Confidence Interval T Test Guide
What This Calculator Does
A t based confidence interval estimates a population mean when the population standard deviation is unknown. It uses the sample mean, sample standard deviation, sample size, and a critical value from the t distribution. The interval shows a practical range for the true mean, not a guaranteed location for one future value.
Input Choices
This calculator supports two entry styles. You can paste raw observations, or you can enter summary statistics. Raw data is useful when you want the page to compute the mean and standard deviation. Summary mode is faster when those values already come from software, a lab sheet, or a class problem.
Confidence Level Meaning
The confidence level controls interval width. A higher level needs a larger critical value. That makes the margin of error wider. A larger sample size usually makes the standard error smaller. That gives a tighter interval, if the sample spread stays similar. A larger standard deviation increases uncertainty and widens the interval.
Test Output
The tool also includes a one sample t test. Enter a hypothesized mean to compare against your sample. The t statistic measures how many standard errors separate the sample mean from that value. The p value is calculated for two tailed, left tailed, or right tailed alternatives. The decision uses the same alpha level implied by the selected confidence level.
Reading the Details
Use the diagnostic output carefully.

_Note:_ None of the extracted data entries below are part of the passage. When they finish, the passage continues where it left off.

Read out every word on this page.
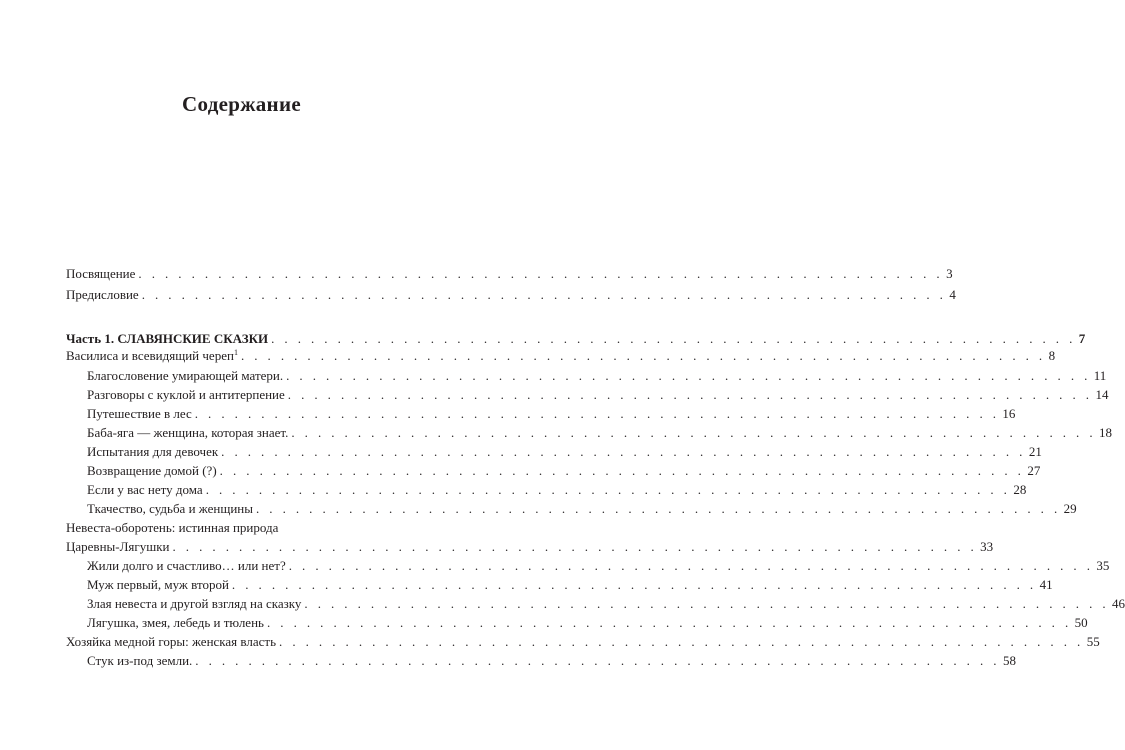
Содержание
Посвящение . . . . . . . . . . . . . . . . . . . . . . . . . . . . . . . . . . . . . . . . . . . . . . . . . . . . . . . . . . . . . 3
Предисловие . . . . . . . . . . . . . . . . . . . . . . . . . . . . . . . . . . . . . . . . . . . . . . . . . . . . . . . . . . . . . 4
Часть 1. СЛАВЯНСКИЕ СКАЗКИ . . . . . . . . . . . . . . . . . . . . . . . . . . . . . . . . . . . . . . . . . . . . . . . . . . . . . . . . . . . . . 7
Василиса и всевидящий череп$^1$ . . . . . . . . . . . . . . . . . . . . . . . . . . . . . . . . . . . . . . . . . . . . . . . . . . . . . . . . . . . . . 8
Благословение умирающей матери. . . . . . . . . . . . . . . . . . . . . . . . . . . . . . . . . . . . . . . . . . . . . . . . . . . . . . . . . . . . . . 11
Разговоры с куклой и антитерпение . . . . . . . . . . . . . . . . . . . . . . . . . . . . . . . . . . . . . . . . . . . . . . . . . . . . . . . . . . . . . 14
Путешествие в лес . . . . . . . . . . . . . . . . . . . . . . . . . . . . . . . . . . . . . . . . . . . . . . . . . . . . . . . . . . . . . 16
Баба-яга — женщина, которая знает. . . . . . . . . . . . . . . . . . . . . . . . . . . . . . . . . . . . . . . . . . . . . . . . . . . . . . . . . . . . . . 18
Испытания для девочек . . . . . . . . . . . . . . . . . . . . . . . . . . . . . . . . . . . . . . . . . . . . . . . . . . . . . . . . . . . . . 21
Возвращение домой (?) . . . . . . . . . . . . . . . . . . . . . . . . . . . . . . . . . . . . . . . . . . . . . . . . . . . . . . . . . . . . . 27
Если у вас нету дома . . . . . . . . . . . . . . . . . . . . . . . . . . . . . . . . . . . . . . . . . . . . . . . . . . . . . . . . . . . . . 28
Ткачество, судьба и женщины . . . . . . . . . . . . . . . . . . . . . . . . . . . . . . . . . . . . . . . . . . . . . . . . . . . . . . . . . . . . . 29
Невеста-оборотень: истинная природа
Царевны-Лягушки . . . . . . . . . . . . . . . . . . . . . . . . . . . . . . . . . . . . . . . . . . . . . . . . . . . . . . . . . . . . . 33
Жили долго и счастливо… или нет? . . . . . . . . . . . . . . . . . . . . . . . . . . . . . . . . . . . . . . . . . . . . . . . . . . . . . . . . . . . . . 35
Муж первый, муж второй . . . . . . . . . . . . . . . . . . . . . . . . . . . . . . . . . . . . . . . . . . . . . . . . . . . . . . . . . . . . . 41
Злая невеста и другой взгляд на сказку . . . . . . . . . . . . . . . . . . . . . . . . . . . . . . . . . . . . . . . . . . . . . . . . . . . . . . . . . . . . . 46
Лягушка, змея, лебедь и тюлень . . . . . . . . . . . . . . . . . . . . . . . . . . . . . . . . . . . . . . . . . . . . . . . . . . . . . . . . . . . . . 50
Хозяйка медной горы: женская власть . . . . . . . . . . . . . . . . . . . . . . . . . . . . . . . . . . . . . . . . . . . . . . . . . . . . . . . . . . . . . 55
Стук из-под земли. . . . . . . . . . . . . . . . . . . . . . . . . . . . . . . . . . . . . . . . . . . . . . . . . . . . . . . . . . . . . . 58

Degrees of freedom equal sample size minus one. The standard error equals sample standard deviation divided by the square root of sample size. The margin of error is the critical t value multiplied by the standard error. These pieces explain why the final bounds move when inputs change.
Assumptions
A t interval works best with independent observations. Small samples should come from data that is roughly normal. Larger samples are more forgiving, but extreme outliers can still distort the mean and standard deviation. Always review your data source before interpreting results.
Saving Results
The CSV and PDF buttons help save the final calculation. They are useful for reports, homework, audits, and repeated quality checks. Keep the input data with your saved output so another person can reproduce the result.
Paired Data Note
For paired studies, enter the differences between pairs, not both original columns. Then treat those differences as one sample of changes for valid inference.